Cengiz Han hiç düşünmeden sormuştu bu soruyu kıza. Kız soruyu duyunca önce cevap vermedi, biraz durdu ve “Otuz üç” dedi. “Otuz üç…” Cengiz Han hayretle bu sayıyı tekrar etti. Aralarında yine bir sessizlik oldu. Tungut Han’n kızı sivri sakallı Cengiz Han’ın bedeninin iki bacağının arasına nasıl girdiğini fark edemedi bile. Kız çırpındı, iki bacağının arasına bütün vücuduyla giren Cengiz Han’ın kuvvetli, kaslı bedeni kızın karşı koyan bedenini hissetmedi bile. Savaşlarda o kadar çok yara almıştı ki vücudunda yara izi olmayan yer yok gibiydi. Yaraları iyileşmiş ve vücudu nasırlaşarak sertleşmişti. Cengiz Han, Tungut Han’ın kızının iki bacağını, güçlü kollarıyla yukarı kaldırarak, kızın mahrem yerine keskin orak gibi girdi. Kızın şiddetle direnmesine rağmen sertleşmiş erkeklik organı yerini bulunca acı acı bağıran kız Cengiz Han’ın omzunu şiddetli bir şekilde ısırdı. Ona da önem vermeyen Cengiz Han kızın şıralı çiçek yaprağına konmuş arı gibi balını emmeye başladı. Tam bu sırada kızın sabrı tükenip beline sardığı yılanı fark ettirmeden çözdü ve parmağıyla başına bastırdığı yılanın tırnak gibi başını özenle bıraktı. İki kalçasını yukarı kaldırıp kızın üstünde terleyip gürleyen Cengiz Han’ın omzuna yılan zehirli dişlerini batırdı… Senden nefret ediyorum! Nefret ediyorum. Böyle bir şeyi beklemeyen Cengiz Han “tıs” diye ısıran yılanın sertliğinden korkup bağırdı. Bu sesi bekliyormuşçasına kapıda duran muhafızlar içeri girdiler. Onlar çırılçıplak Tungut Han’ın kızını saçından tutarak dışarı sürüklediler. Yılanın zehri bedenine yayılan Cengiz Han yerinde sırt üstü yatıyordu.

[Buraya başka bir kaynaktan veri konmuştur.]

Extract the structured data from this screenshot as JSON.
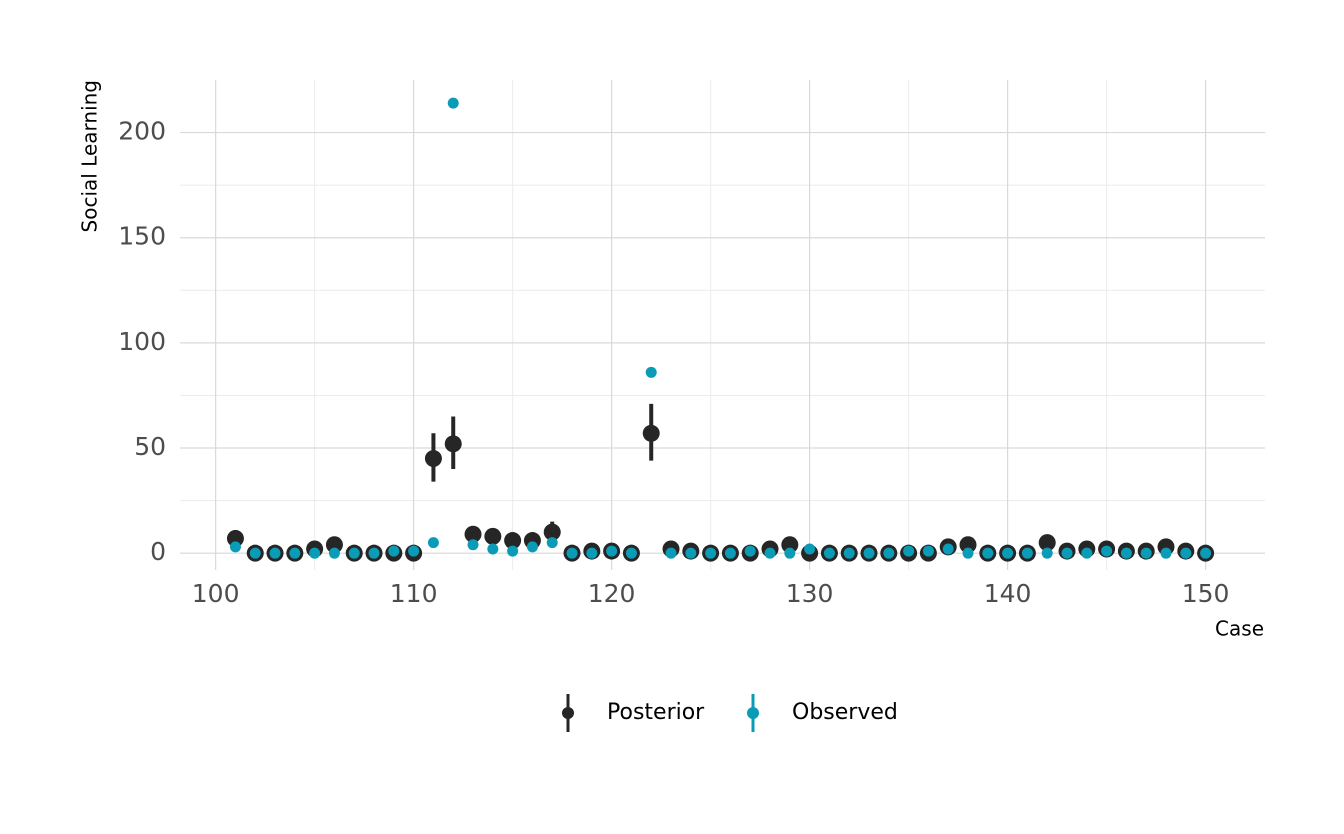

Cengiz Han’ın yatağına yılan sokup Tungutların intikamını almaktan vazgeçmeyen kızı iki ağaç arasına bağlayıp bedenini gerdirerek halkın önünde acılı bir ölüm cezasına çarptırmayı düşündüler ve bunu Han’a söylediler. Cengiz Han uzun uzun düşünüp hiç beklenmedik bir karar verdi.
– Tungut Hanı’ın kızını bana getirin!